采用不同光斑直径的10.6 μm CO2激光束对熔石英表面损伤进行辐照处理。实验发现，对于50 μm以下的损伤点，单发激光脉冲辐照即可使得激光损伤阈值恢复到基底完好区域的水平，对于在50~300 μm之间的损伤点，采用低功率较长时间辐照后逐渐增加功率修复的方式可以彻底消除材料内部更深的裂痕。对不同尺寸光斑辐照后的应力分布研究表明，激光束尺寸、激光功率和激光作用时间是影响材料体内应力分布的主要因素，相比较而言，激光尺寸对应力分布的影响更为明显。对前后表面损伤分析表明，当辐照区域置于入射面时，辐照带来的微小环状凸起会造成后表面环形调制损伤，是损伤的最薄弱环节，当辐照区域置于后表面时，烧蚀主要影响阈值的整体提升。

10.6 μm CO2 laser beams with different diameters are used to irradiate surface damage pits of fused silica. Experimental results show that a single pulse irradiation could repair damage pits below 50 μm efficiently, whose damage threshold could be recovered to the threshold of intact substrate. For damage with size between 50 and 300 μm, deep cracks could be efficiently repaired by using long time irradiation with low power laser before melting. It shows that laser power, irradiation time, and especially beam diameter are the main factors influencing the thermal stress distribution.

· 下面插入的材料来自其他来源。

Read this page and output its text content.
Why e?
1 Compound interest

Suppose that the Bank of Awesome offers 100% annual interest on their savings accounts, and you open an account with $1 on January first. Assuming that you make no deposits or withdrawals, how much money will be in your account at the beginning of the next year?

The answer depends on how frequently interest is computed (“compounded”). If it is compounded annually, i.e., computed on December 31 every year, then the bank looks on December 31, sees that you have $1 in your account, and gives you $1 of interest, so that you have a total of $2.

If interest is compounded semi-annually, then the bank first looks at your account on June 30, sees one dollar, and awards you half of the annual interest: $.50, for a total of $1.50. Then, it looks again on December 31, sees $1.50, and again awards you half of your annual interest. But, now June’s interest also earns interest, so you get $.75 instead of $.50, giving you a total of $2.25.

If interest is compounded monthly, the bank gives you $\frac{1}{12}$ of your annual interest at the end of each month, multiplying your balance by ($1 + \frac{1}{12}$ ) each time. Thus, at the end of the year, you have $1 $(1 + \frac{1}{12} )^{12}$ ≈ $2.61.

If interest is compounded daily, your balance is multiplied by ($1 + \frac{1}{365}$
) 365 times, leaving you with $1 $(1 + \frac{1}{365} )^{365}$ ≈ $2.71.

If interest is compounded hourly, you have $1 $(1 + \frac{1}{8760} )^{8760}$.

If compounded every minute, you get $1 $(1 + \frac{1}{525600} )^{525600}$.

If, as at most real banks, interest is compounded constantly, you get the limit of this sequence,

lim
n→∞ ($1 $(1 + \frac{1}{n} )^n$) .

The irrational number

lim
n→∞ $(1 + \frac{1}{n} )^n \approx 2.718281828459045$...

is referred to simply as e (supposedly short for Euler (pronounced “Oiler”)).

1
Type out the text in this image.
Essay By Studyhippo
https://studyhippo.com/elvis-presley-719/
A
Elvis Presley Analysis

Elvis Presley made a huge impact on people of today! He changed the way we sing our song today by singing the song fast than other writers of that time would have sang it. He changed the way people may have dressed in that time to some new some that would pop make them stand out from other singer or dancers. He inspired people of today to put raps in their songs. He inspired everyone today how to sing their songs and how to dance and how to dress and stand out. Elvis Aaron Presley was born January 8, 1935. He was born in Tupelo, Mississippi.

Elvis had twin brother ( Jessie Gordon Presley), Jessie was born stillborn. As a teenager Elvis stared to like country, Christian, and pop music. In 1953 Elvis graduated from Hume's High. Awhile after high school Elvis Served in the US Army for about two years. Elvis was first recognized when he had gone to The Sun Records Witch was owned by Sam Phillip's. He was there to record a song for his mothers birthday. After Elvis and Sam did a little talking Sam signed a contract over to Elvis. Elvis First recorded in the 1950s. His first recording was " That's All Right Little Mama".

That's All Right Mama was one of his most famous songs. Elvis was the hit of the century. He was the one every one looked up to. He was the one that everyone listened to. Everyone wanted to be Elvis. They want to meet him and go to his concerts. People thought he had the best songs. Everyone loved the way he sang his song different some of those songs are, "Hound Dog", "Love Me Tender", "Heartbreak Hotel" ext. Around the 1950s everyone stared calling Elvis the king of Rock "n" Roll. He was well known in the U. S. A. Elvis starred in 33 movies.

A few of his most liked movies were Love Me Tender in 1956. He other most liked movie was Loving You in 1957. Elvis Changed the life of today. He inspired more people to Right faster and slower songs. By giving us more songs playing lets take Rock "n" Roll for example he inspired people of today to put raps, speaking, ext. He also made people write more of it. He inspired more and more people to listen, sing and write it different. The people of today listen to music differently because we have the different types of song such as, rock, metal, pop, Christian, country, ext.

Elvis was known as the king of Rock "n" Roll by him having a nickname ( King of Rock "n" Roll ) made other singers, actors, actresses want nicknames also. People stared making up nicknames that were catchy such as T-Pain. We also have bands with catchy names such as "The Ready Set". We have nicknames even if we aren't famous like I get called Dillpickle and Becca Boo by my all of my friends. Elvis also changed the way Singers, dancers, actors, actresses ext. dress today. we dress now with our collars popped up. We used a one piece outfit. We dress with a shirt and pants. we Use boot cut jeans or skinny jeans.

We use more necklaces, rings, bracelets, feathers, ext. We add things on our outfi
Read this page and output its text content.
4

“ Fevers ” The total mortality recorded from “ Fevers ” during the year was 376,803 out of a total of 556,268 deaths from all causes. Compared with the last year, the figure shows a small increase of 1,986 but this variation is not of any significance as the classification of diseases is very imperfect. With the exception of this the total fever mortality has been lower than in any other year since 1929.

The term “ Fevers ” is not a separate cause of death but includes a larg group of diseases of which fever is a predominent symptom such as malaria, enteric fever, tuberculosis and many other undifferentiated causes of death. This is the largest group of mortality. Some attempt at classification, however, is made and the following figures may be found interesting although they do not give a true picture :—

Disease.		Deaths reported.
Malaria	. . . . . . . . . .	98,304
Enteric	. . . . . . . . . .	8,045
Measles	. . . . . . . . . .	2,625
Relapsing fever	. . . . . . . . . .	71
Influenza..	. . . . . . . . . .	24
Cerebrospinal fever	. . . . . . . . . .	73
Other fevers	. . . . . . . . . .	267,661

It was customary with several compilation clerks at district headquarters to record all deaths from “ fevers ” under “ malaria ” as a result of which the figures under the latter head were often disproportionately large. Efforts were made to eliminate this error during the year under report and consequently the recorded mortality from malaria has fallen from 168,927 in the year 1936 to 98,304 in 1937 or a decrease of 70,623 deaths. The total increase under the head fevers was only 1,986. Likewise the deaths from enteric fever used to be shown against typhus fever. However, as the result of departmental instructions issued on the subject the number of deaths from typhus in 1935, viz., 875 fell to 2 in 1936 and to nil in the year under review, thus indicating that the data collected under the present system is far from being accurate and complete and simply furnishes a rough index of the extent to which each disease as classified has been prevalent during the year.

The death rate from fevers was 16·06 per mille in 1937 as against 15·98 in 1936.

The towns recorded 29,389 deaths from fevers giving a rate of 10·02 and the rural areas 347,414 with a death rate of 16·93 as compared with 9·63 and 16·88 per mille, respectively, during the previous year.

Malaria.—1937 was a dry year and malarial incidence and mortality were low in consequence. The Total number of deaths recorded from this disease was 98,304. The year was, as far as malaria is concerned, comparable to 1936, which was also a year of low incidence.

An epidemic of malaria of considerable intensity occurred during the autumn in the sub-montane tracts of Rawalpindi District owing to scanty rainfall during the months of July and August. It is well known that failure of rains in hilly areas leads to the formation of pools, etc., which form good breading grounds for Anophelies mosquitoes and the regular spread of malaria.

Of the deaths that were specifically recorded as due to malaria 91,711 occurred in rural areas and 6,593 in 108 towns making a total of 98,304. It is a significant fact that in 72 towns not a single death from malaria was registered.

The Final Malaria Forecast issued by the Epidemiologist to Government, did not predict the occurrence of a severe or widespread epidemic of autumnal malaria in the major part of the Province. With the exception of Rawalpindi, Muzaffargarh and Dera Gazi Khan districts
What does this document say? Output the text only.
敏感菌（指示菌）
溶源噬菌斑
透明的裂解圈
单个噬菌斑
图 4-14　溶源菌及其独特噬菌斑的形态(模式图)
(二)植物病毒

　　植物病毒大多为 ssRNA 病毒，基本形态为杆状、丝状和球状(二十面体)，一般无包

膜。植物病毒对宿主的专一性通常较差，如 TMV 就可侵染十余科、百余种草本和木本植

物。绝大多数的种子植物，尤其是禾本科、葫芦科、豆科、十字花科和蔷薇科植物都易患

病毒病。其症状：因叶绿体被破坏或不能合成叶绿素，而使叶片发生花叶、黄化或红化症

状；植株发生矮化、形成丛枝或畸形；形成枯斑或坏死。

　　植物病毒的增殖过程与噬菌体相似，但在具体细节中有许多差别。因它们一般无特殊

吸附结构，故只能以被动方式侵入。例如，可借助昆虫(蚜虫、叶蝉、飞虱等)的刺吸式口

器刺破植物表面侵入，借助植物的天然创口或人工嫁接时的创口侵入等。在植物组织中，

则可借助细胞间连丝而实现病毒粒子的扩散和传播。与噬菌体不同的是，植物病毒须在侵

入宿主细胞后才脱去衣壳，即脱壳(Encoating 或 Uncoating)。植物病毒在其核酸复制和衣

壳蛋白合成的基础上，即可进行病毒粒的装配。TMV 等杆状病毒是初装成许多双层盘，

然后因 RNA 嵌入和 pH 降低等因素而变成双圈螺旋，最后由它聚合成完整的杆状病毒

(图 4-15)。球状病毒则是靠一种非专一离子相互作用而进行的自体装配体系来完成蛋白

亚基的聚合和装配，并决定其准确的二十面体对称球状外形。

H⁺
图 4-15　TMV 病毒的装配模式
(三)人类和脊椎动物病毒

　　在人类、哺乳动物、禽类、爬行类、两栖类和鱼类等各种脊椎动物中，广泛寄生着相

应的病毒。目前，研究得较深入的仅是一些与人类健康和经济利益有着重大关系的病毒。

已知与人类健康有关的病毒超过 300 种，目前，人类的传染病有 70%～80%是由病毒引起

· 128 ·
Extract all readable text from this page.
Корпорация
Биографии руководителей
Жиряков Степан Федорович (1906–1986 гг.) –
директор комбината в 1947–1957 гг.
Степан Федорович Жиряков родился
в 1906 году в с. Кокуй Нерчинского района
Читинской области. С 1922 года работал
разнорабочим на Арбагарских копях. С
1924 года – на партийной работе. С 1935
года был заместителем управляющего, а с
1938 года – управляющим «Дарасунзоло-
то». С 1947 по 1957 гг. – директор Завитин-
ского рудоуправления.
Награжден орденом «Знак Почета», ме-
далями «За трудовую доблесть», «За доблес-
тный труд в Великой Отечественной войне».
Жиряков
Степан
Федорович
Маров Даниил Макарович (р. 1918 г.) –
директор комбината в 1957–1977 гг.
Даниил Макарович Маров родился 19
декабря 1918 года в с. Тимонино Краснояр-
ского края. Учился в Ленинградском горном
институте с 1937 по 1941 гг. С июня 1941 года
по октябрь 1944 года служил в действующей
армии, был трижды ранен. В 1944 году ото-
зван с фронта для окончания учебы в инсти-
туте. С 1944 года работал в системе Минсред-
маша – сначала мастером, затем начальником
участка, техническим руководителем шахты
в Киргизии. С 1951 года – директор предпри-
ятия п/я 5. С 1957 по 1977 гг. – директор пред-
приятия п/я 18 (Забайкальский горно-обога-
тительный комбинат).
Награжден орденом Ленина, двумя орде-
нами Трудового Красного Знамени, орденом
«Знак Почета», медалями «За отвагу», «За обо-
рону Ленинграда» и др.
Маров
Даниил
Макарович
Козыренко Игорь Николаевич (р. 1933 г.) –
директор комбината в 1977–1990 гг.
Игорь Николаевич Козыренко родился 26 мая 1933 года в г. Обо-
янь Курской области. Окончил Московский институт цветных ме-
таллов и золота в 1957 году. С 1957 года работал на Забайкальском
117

However, pre-irradiation is in favor of melting crack in deep damage. After irradiation by 351 nm, 6.3 ns NdYAG laser, experimental results show that when the repair region is on the input surface, annular raised damaged region forms because of laser modulation. When the repair region is on the output surface, ablation is the main causation influencing the threshold advancement.